Britney Spears and Kevin Federline attended their first Parenting Without Conflict course today. It’s the first time the two have been in the same building since meeting with attorneys back in September. TMZ reports:
The class will last a couple of hours. They will meet with a parenting coach, who will give them advice on how a divorced couple should raise their children.
The kids are not present.
Sources say Britney is actually looking forward to discussing parenting with her ex — however, after arriving at the location, Brit was distraught and bawling like a baby in the bathroom.

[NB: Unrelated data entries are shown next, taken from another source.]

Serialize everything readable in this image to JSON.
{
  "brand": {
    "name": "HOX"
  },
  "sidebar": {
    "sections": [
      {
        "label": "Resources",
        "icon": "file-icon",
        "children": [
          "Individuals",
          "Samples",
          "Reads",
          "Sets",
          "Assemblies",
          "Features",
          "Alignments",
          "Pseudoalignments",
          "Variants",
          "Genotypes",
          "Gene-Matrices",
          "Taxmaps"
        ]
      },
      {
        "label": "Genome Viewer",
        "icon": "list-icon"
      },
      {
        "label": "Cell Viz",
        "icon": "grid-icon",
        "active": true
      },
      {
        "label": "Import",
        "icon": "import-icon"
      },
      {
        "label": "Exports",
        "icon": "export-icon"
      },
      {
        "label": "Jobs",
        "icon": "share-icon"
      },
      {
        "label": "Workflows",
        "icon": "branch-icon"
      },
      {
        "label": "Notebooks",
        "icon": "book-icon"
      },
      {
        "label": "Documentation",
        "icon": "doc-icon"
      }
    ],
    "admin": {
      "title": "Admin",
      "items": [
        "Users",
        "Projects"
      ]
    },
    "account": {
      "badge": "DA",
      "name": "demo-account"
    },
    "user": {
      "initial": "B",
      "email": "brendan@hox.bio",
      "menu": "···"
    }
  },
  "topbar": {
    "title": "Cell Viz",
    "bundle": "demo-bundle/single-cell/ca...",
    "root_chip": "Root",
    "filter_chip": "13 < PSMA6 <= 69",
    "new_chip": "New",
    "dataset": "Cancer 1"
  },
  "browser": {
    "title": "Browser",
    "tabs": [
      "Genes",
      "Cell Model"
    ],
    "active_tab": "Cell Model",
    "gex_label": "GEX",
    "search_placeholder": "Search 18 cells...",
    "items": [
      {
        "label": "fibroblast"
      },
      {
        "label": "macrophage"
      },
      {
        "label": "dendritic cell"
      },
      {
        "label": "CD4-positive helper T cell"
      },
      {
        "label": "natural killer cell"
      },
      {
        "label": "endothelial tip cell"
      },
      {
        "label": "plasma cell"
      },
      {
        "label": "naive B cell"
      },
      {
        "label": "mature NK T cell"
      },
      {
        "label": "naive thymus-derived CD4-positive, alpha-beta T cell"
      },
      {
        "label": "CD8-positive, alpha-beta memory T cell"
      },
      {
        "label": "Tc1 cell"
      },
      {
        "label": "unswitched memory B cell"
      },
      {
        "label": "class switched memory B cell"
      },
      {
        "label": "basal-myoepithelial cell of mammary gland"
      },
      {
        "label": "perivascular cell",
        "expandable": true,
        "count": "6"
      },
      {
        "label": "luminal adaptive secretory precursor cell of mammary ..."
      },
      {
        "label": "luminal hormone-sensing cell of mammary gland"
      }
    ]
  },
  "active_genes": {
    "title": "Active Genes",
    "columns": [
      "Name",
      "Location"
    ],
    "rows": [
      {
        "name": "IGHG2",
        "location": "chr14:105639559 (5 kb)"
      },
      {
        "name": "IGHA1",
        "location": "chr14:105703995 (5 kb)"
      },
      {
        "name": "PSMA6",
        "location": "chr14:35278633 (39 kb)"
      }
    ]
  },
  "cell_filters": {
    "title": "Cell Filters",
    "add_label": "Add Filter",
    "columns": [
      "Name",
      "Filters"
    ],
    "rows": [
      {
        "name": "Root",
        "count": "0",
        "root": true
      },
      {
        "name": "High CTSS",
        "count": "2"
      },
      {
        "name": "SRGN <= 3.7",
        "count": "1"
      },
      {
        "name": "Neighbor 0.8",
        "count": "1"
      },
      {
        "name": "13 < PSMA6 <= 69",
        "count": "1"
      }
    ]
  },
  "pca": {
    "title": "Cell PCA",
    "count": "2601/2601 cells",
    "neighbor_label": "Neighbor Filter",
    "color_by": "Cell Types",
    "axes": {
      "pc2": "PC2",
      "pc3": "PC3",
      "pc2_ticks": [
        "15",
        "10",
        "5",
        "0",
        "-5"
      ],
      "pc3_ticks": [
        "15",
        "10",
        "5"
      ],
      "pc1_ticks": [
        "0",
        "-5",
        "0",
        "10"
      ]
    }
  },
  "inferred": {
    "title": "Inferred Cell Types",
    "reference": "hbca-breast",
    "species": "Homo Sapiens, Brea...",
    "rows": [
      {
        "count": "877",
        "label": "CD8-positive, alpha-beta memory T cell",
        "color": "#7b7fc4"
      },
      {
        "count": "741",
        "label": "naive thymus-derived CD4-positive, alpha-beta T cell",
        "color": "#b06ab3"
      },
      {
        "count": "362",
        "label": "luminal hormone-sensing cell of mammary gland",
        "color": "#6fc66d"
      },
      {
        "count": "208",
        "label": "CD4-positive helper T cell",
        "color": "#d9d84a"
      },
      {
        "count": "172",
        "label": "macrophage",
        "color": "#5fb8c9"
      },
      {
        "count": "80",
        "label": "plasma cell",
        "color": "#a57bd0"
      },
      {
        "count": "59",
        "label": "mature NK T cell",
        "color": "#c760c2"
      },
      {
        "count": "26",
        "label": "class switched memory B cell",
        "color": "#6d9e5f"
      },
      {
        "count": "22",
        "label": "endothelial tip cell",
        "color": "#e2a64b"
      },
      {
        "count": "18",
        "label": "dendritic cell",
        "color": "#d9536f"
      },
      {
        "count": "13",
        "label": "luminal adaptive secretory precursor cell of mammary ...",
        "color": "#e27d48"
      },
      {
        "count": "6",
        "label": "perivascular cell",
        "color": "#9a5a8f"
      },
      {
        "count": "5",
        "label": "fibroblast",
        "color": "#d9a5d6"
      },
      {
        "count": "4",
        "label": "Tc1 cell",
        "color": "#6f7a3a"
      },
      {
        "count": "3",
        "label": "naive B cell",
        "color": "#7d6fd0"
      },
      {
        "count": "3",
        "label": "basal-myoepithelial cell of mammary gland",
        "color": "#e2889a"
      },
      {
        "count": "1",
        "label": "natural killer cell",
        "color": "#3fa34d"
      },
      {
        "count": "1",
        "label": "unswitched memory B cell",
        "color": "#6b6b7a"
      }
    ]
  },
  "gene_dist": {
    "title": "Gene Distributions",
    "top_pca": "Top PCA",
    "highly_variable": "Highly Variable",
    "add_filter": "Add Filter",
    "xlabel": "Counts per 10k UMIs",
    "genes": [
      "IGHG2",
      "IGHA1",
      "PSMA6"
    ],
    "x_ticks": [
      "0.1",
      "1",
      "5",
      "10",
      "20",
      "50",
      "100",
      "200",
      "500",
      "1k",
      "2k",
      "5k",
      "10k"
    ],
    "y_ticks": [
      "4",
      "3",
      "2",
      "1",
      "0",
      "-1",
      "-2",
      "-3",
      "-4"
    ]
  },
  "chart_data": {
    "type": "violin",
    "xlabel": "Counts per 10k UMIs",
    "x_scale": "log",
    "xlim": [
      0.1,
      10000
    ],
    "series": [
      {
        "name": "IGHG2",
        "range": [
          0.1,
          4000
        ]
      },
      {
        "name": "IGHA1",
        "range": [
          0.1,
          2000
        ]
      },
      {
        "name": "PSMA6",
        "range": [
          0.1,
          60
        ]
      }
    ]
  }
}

What could Britney be so upset about? Unless she still has feelings for Kevin. Could you imagine if these two got back together? No, wait, that’s not even funny. Somebody’s gotta stop this. Snarf, bring me the Sword of Omens! Thunder. Thunder! THUNDERCATS! HOOOOOOOOO! *looks around* Dude, go upstairs and tell Grandma I need 4 C batteries for this thing. Dude, it’s important. I have to stop Britney and Kevin. Jesus, we’ll play Halo later. Fine. Stop crying. We’ll do what you want to do. Again. I hope they name their third kid after you.
Update: Yeah, you got me, my comments above suck. It’s impossible to even suggest that I live in my mom’s basement. Everybody knows I reside in a private castle where I eat raw steaks, bathe in gold and hunt wild boars – with a grenade launcher.